What it does
This tool converts data from GFF format to BED format (scroll down for format description).
Example
The following data in GFF format:
chr22 GeneA enhancer 10000000 10001000 500 + . TGA chr22 GeneA promoter 10010000 10010100 900 + . TGA
Will be converted to BED (note that 1 is subtracted from the start coordinate):
chr22 9999999 10001000 enhancer 0 + chr22 10009999 10010100 promoter 0 +
About formats
BED format Browser Extensible Data format was designed at UCSC for displaying data tracks in the Genome Browser. It has three required fields and several additional optional ones:
The first three BED fields (required) are:
1. chrom - The name of the chromosome (e.g. chr1, chrY_random). 2. chromStart - The starting position in the chromosome. (The first base in a chromosome is numbered 0.) 3. chromEnd - The ending position in the chromosome, plus 1 (i.e., a half-open interval).
The additional BED fields (optional) are:
4. name - The name of the BED line. 5. score - A score between 0 and 1000. 6. strand - Defines the strand - either '+' or '-'. 7. thickStart - The starting position where the feature is drawn thickly at the Genome Browser. 8. thickEnd - The ending position where the feature is drawn thickly at the Genome Browser. 9. reserved - This should always be set to zero. 10. blockCount - The number of blocks (exons) in the BED line. 11. blockSizes - A comma-separated list of the block sizes. The number of items in this list should correspond to blockCount. 12. blockStarts - A comma-separated list of block starts. All of the blockStart positions should be calculated relative to chromStart. The number of items in this list should correspond to blockCount. 13. expCount - The number of experiments. 14. expIds - A comma-separated list of experiment ids. The number of items in this list should correspond to expCount. 15. expScores - A comma-separated list of experiment scores. All of the expScores should be relative to expIds. The number of items in this list should correspond to expCount.

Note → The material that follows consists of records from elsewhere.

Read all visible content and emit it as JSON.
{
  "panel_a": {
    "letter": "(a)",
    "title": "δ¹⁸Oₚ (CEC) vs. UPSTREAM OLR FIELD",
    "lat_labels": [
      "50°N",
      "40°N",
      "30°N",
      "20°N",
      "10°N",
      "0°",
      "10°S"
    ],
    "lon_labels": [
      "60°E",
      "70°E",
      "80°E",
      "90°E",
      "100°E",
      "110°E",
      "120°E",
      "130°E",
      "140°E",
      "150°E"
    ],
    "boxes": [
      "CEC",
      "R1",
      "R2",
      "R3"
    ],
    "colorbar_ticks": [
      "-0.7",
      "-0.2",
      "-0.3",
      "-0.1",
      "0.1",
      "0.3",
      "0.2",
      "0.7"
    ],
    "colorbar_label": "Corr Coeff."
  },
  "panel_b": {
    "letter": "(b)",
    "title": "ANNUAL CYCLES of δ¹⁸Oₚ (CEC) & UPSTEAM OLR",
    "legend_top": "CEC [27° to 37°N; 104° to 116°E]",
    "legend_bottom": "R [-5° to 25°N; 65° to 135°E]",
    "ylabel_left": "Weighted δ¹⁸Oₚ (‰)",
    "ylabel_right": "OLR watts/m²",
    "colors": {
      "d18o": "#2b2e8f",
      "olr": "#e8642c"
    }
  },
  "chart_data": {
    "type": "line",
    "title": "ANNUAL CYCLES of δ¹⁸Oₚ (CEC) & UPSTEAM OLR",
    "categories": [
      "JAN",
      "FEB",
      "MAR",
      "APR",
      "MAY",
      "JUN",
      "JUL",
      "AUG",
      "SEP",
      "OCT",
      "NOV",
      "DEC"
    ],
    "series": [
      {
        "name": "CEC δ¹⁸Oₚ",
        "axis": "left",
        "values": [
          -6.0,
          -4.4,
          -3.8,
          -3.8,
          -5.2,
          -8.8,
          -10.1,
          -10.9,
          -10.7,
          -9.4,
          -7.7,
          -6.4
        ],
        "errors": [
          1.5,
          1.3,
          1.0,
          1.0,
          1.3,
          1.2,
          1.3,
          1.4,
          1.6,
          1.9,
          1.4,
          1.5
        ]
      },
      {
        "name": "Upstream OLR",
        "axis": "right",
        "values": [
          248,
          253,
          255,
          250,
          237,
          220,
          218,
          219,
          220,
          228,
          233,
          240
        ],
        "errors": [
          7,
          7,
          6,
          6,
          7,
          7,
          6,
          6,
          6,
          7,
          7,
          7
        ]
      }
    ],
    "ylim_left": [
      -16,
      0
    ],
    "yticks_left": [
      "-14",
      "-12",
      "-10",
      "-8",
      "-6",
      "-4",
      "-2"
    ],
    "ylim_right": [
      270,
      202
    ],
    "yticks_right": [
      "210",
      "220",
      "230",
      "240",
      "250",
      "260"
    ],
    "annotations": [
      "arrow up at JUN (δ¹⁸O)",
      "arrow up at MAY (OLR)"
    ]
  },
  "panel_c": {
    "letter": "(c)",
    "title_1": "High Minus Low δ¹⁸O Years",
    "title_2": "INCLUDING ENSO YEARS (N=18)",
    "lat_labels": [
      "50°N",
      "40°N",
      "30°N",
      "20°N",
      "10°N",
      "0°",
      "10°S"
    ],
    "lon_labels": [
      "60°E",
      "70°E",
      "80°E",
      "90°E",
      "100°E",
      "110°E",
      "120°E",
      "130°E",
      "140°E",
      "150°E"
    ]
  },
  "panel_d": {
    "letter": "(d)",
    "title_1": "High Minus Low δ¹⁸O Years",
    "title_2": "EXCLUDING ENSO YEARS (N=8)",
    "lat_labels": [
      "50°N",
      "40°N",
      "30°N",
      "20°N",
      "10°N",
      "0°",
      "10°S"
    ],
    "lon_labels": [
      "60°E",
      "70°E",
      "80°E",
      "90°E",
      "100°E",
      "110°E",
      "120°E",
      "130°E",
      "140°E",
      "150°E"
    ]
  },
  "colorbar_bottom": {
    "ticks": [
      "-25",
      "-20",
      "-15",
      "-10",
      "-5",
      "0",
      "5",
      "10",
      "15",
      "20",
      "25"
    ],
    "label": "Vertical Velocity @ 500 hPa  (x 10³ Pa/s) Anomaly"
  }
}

GFF format General Feature Format is a format for describing genes and other features associated with DNA, RNA and Protein sequences. GFF lines have nine tab-separated fields:
1. seqname - Must be a chromosome or scaffold. 2. source - The program that generated this feature. 3. feature - The name of this type of feature. Some examples of standard feature types are "CDS", "start_codon", "stop_codon", and "exon". 4. start - The starting position of the feature in the sequence. The first base is numbered 1. 5. end - The ending position of the feature (inclusive). 6. score - A score between 0 and 1000. If there is no score value, enter ".". 7. strand - Valid entries include '+', '-', or '.' (for don't know/care). 8. frame - If the feature is a coding exon, frame should be a number between 0-2 that represents the reading frame of the first base. If the feature is not a coding exon, the value should be '.'. 9. group - All lines with the same group are linked together into a single item.